Code repo for the CoNLL 2021 paper:
MirrorWiC: On Eliciting Word-in-Context Representations from Pretrained Language Models
by Qianchu Liu*, Fangyu Liu*, Nigel Collier, Anna Korhonen, Ivan Vulić
MirrorWiC is a fully unsupervised approach to improving word-in-context (WiC) representations in pretrained language models, achieved via a simple and efficient WiC-targeted fine-tuning procedure. The proposed method leverages only raw texts sampled from Wikipedia, assuming no sense-annotated data, and learns context-aware word representations within a standard contrastive learning setup.

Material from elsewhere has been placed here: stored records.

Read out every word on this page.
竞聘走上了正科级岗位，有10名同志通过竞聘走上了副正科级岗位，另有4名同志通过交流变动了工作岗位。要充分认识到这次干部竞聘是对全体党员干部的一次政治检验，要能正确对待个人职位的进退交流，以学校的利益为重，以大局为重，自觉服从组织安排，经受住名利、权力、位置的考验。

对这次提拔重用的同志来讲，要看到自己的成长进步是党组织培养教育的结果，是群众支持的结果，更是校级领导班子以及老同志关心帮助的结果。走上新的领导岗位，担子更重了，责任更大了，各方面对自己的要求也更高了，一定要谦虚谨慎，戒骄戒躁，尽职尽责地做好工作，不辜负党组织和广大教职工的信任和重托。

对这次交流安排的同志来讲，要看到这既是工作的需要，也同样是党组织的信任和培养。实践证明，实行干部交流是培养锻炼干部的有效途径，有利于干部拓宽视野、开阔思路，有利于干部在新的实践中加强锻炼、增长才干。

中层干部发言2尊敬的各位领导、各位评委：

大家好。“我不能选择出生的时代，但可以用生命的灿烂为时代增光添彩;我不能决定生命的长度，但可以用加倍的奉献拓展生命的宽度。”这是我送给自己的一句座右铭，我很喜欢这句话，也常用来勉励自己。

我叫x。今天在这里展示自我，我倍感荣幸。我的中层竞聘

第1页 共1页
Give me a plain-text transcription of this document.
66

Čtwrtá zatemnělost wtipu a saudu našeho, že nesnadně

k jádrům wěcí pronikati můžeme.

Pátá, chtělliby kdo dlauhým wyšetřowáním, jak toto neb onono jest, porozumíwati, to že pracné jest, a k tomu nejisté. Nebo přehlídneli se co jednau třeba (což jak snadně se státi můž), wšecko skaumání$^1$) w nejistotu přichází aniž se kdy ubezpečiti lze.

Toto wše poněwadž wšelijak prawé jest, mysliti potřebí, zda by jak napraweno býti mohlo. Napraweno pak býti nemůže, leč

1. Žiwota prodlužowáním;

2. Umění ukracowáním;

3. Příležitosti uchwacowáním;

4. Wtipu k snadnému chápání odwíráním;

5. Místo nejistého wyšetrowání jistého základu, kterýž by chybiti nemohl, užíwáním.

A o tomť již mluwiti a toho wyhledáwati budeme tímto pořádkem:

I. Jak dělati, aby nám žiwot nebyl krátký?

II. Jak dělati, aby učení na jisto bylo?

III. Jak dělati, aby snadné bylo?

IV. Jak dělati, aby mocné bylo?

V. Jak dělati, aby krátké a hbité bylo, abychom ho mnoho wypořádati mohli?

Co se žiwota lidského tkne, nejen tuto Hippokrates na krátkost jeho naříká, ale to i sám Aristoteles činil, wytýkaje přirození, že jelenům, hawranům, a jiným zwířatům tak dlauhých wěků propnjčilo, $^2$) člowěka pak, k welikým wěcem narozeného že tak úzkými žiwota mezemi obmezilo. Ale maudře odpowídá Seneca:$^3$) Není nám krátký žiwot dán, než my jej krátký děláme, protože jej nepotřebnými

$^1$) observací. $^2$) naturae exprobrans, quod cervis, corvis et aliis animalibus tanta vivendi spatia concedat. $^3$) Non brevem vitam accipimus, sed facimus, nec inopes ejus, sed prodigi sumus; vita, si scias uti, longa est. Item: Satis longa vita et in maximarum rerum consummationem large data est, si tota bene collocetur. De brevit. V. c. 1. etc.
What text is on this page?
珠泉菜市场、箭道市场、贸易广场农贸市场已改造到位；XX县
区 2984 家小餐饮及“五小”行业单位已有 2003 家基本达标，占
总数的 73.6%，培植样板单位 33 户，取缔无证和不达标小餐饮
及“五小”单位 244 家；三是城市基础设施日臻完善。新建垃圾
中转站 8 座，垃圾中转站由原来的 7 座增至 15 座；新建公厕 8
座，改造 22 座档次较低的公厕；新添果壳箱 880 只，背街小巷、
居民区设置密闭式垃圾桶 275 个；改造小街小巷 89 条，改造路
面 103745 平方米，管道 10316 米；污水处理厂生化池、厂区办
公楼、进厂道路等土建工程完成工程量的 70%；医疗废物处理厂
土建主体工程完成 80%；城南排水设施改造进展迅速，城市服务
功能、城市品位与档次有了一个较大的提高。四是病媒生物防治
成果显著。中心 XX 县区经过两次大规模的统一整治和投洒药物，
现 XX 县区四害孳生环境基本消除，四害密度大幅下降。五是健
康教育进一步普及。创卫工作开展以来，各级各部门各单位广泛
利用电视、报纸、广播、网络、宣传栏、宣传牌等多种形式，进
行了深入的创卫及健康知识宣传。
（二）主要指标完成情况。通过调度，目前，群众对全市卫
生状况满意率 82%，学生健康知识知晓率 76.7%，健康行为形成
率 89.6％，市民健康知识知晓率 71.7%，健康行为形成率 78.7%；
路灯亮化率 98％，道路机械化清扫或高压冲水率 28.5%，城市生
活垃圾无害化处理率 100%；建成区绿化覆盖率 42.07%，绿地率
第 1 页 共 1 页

model | WiC (dev) | Usim |
---|---|---|
baseline: bert-base-uncased | 68.49 | 54.52 |
mirrorwic-bert-base-uncased | 71.94 | 61.82 |
mirrorwic-roberta-base | 71.15 | 57.95 |
mirrorwic-deberta-base | 71.78 | 62.79 |
- Preprocess train data:
Run the following to convert a text file (one sentence per line) to WiC-formated train data.
./train_data/en_wiki.txt
provides example input. In the output data, each target word is marked with brackets and random erasing with masking is applied.
>> python get_mirrorwic_traindata.py \
--data [input data] \
--lg [language] \
--random_er [random erasing length]
Eg.
>> python get_mirrorwic_traindata.py \
--data ./train_data/en_wiki.txt \
--lg en \
--random_er 10
- Train:
>> cd train_scripts
>> bash ./mirror_sentence.sh [CUDA] [training data] [base model] [dropout]
Eg.
>> bash ./mirror_wic.sh 1,0 ../train_data/en_wiki.txt.mirror.wic.re10 bert-base-uncased 0.4
Download the evaluation data from here, and put the folder in the root directory.
Then run:
>> cd evaluation_scripts
>> bash ./eval.sh [task] [model] [cuda]
[task]
: wic
, wic-tsv
, usim
, cosimlex
, wsd
, am2ico
, xlwic
Eg.
>> bash ./eval.sh usim cambridgeltl/mirrorwic-bert-base-uncased 0
You can get the MirrorWiC embeddings by running the following:
>> from evaluation_scripts.src.helpers import get_embed
>> from transformers import AutoTokenizer, AutoModel
>> model = AutoModel.from_pretrained('cambridgeltl/mirrorwic-bert-base-uncased')
>> tokenizer = AutoTokenizer.from_pretrained('cambridgeltl/mirrorwic-bert-base-uncased')
>> texts = ['This is a [ sample ] .', 'This is another [ sample ] .'] #target words are indicated by brackets
>> embeddings = get_embed(texts,tokenizer,model,flag='token',layer_start=9,layer_end=13,maxlen=64) # get the average embedding of the top 4 layers (layer 9 to layer 13)
@inproceedings{liu2021mirrorwic,
title={MirrorWiC: On Eliciting Word-in-Context Representations from Pretrained Language Models},
author={Liu, Qianchu and Liu, Fangyu and Collier, Nigel and Korhonen, Anna and Vuli{\'c}, Ivan},
booktitle = "Proceedings of the 25rd Conference on Computational Natural Language Learning (CoNLL)"
year={2021}
}
The code is modified on the basis of mirror-bert.